Having grown up in Eastern Germany during the time when Katharina Witt‘s career was taking off (which later incidentally included work on Holiday on Ice as well) and thus having watched a lot of figure skating on TV of course I was a bit indoctrinated, though not overly enthusiastic. I appreciate it for what it is, but it’s neither my favorite sport nor my preferred form of performance arts. Anyway, it’s all about the spectacle, is it not?
The story as such is nothing to talk about – poor boy meets rich girl and then it’s upper class (world) vs. lower class (world) – and has been done to death. As a side effect, it also leads to the show taking forever before actually taking off. Ice pits do not tend to look very industrial or dirty, so the performers have to do some exaggerated acting and it simply looks iffy, regardless of some smoke and fire effects. There’s also not much going on in terms of exciting skating technique being on display, so more or less you can forget about the first 20 minutes or so.
Once you move to the the rich people’s club for the first time things get a lot more interesting. Most notably there’s some pair dancing numbers which show off some very exciting pirouettes, swirls and man-to-man hand-offs.
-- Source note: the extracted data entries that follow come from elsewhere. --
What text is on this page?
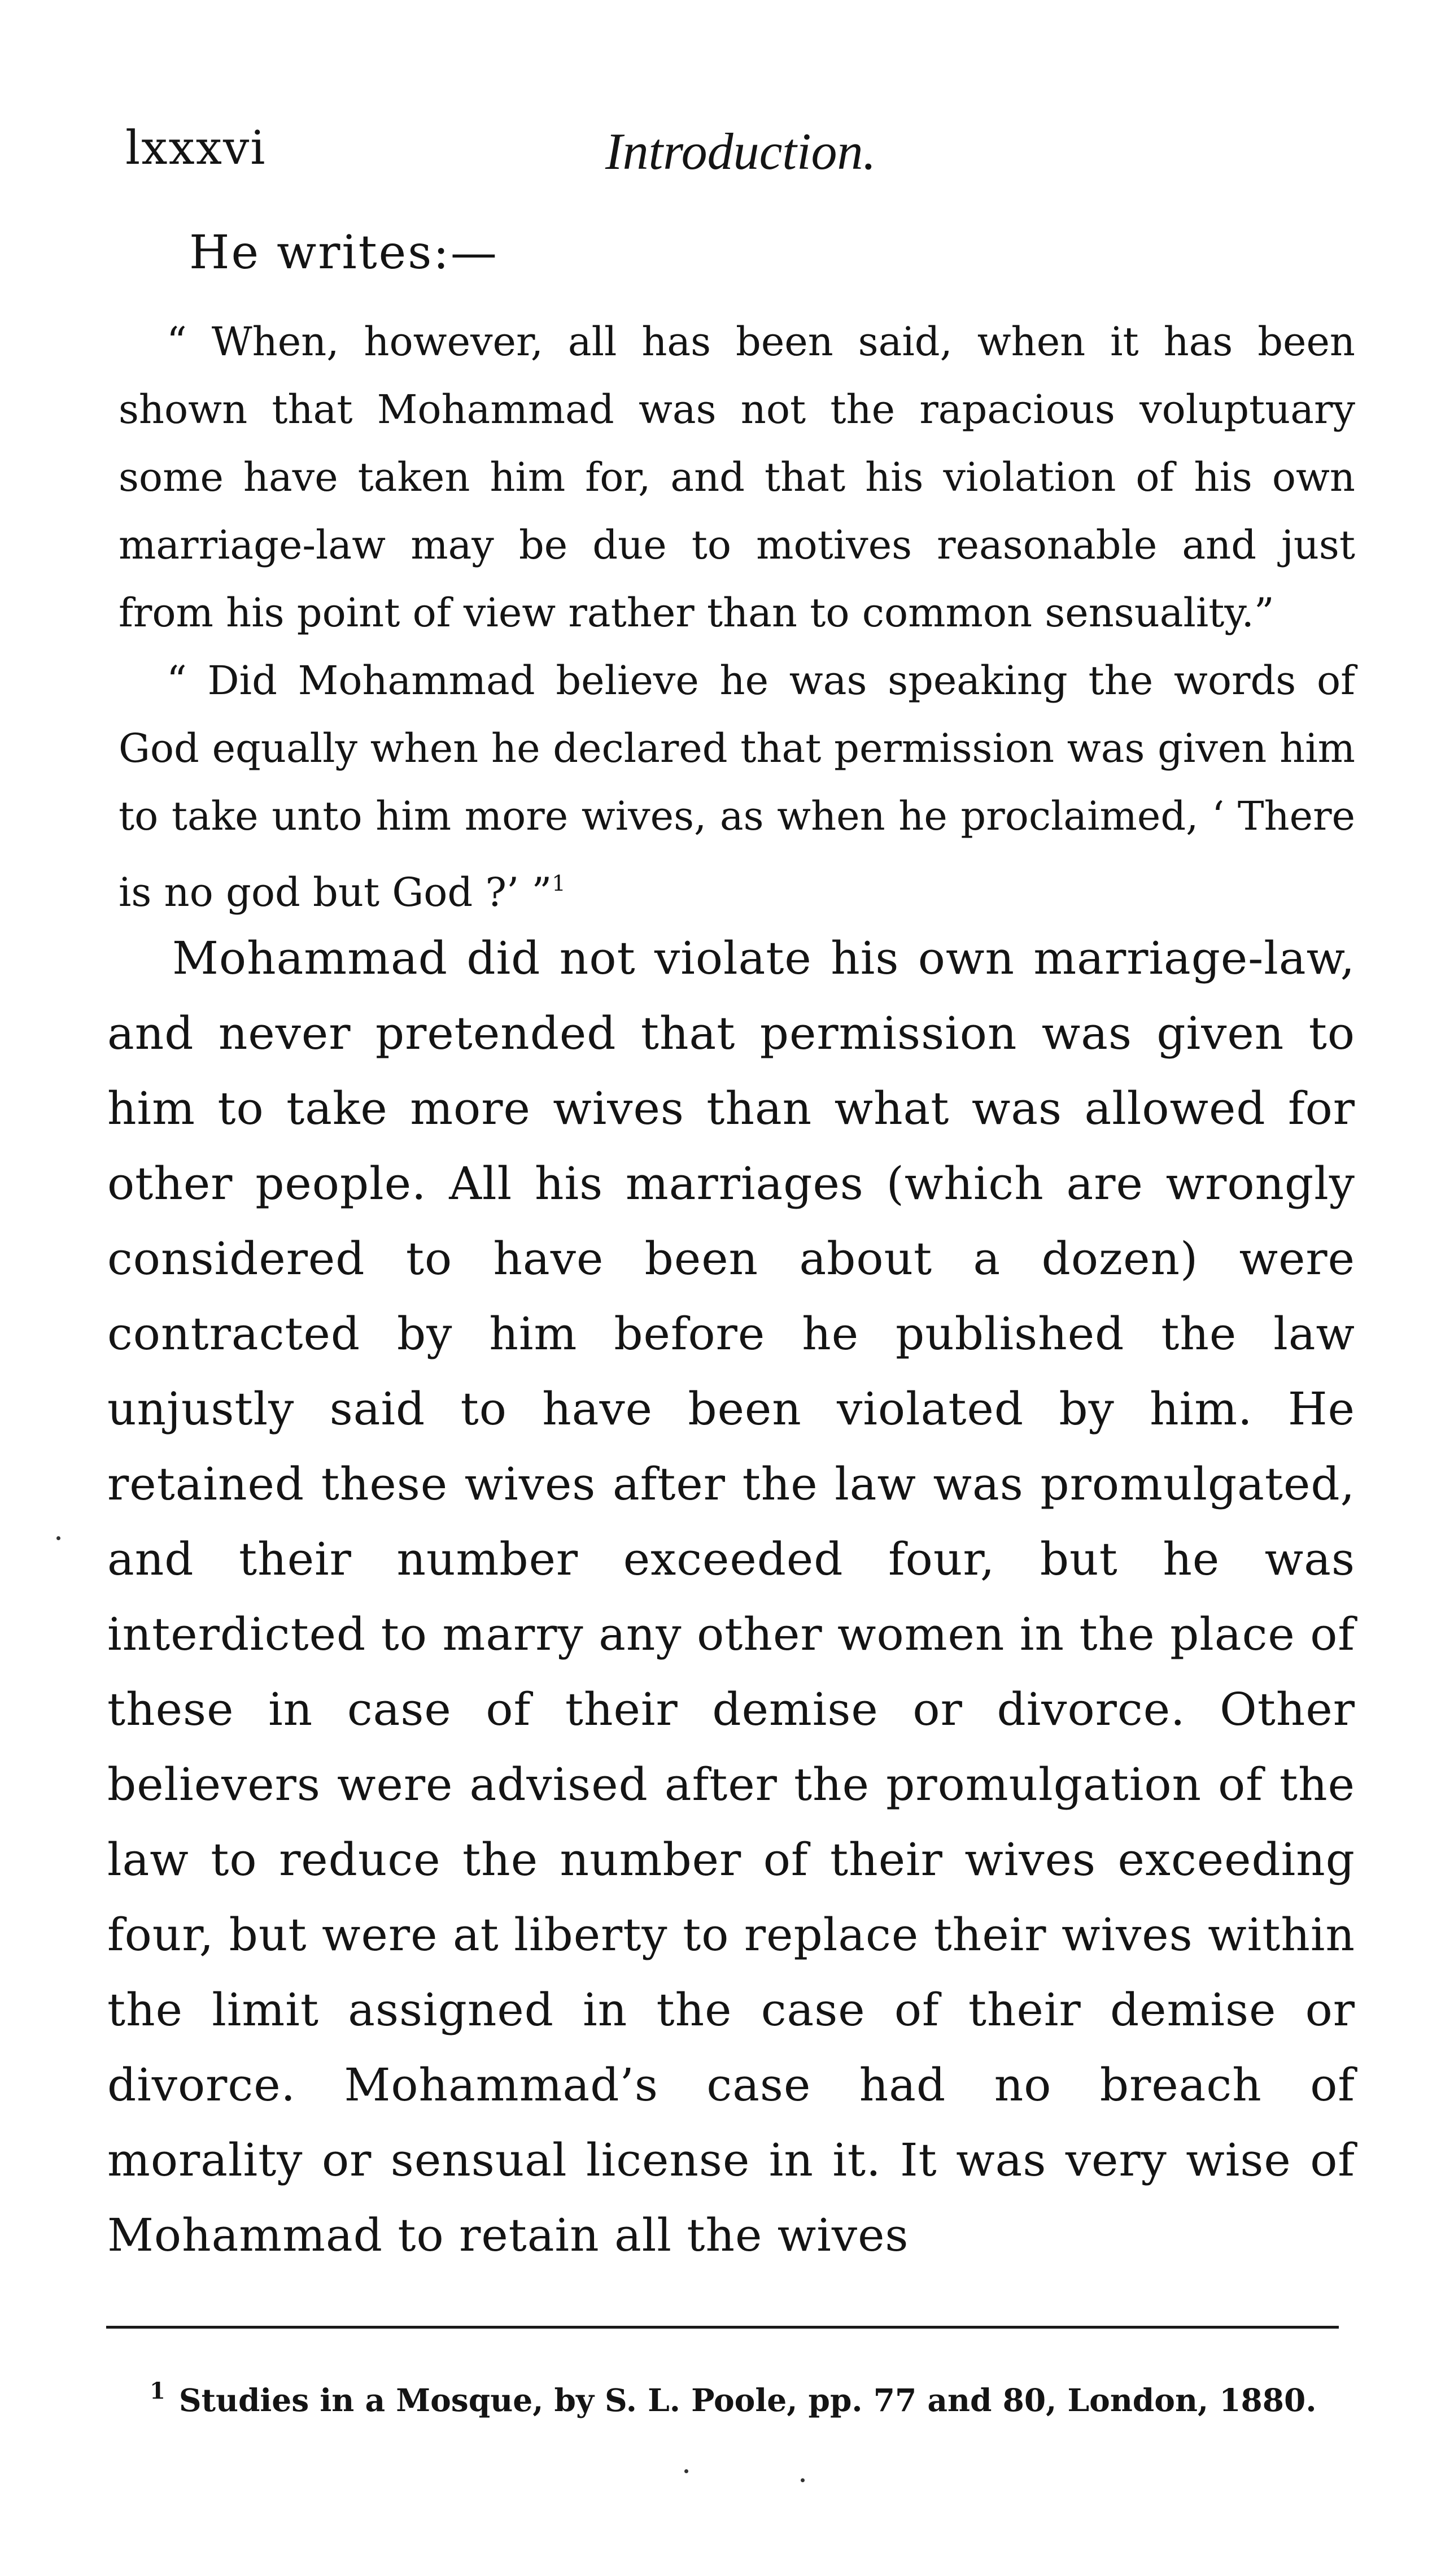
lxxxvi	Introduction.

He writes:—

“ When, however, all has been said, when it has been shown that Mohammad was not the rapacious voluptuary some have taken him for, and that his violation of his own marriage-law may be due to motives reasonable and just from his point of view rather than to common sensuality.”

“ Did Mohammad believe he was speaking the words of God equally when he declared that permission was given him to take unto him more wives, as when he proclaimed, ‘ There is no god but God ?’ ”$^1$

Mohammad did not violate his own marriage-law, and never pretended that permission was given to him to take more wives than what was allowed for other people. All his marriages (which are wrongly considered to have been about a dozen) were contracted by him before he published the law unjustly said to have been violated by him. He retained these wives after the law was promulgated, and their number exceeded four, but he was interdicted to marry any other women in the place of these in case of their demise or divorce. Other believers were advised after the promulgation of the law to reduce the number of their wives exceeding four, but were at liberty to replace their wives within the limit assigned in the case of their demise or divorce. Mohammad’s case had no breach of morality or sensual license in it. It was very wise of Mohammad to retain all the wives

$^1$ Studies in a Mosque, by S. L. Poole, pp. 77 and 80, London, 1880.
This is then taken back and forth in a few variations with the locations changing, telling the story of the rich girl being ousted from high society and finding her true love with some muscular worker hunk. The wonders working in an iron factory can do for your abs! ;-)
Interspersed between the conventional skating numbers are some artistic acts like a pole dancer encircled by a water curtain and a few other things. The most enthralling bit was a “robot” formation where the whole room went dark and everything was lit only by the LED strips sewn into the clothes and forming changing color patterns via the magic of remote computer control. This was also one of the effects that wowed the crowed massively when we saw Immortal a few years back. With that technology now being widespread and affordable it’s probably not that unique anymore, but when executed well it can still impress and will continue to do so for a while.
Anecdotally, one of the performers had a loose cable or something, so his suit acted up a bit. That was a minor glitch, but otherwise they had quite some technical gadgets on display. There’s a lot of programmable lights, some smoke/ fire machines as well as some fireworks (in the finale) plus of course the video projections. The latter were kind of okay, I guess (lots of Plexus in there), though most of the time they didn’t particularly stand out or contributed much to the show. They could have used a static, painted scene backdrop and it would have been almost the same.
One other thing that also slightly bothered me was the music, both in terms of selection as well as playback during the show. A lot of times I found it annoyingly loud and cloying, while on the other hand some songs were actually quite nice and suiting the scenery well. Definitely a mixed bag. I also think especially some of the boys could use another round in the dance studio. Some of their movements looked a bit awkward and out of rhythm.
Overall, though, it’s an okay experience. It’s not the perfection of the Cirque shows, but enjoyable for what it is. If you’ve never even been to other shows, that might not even be an issue and you will be a lot more impressed than me.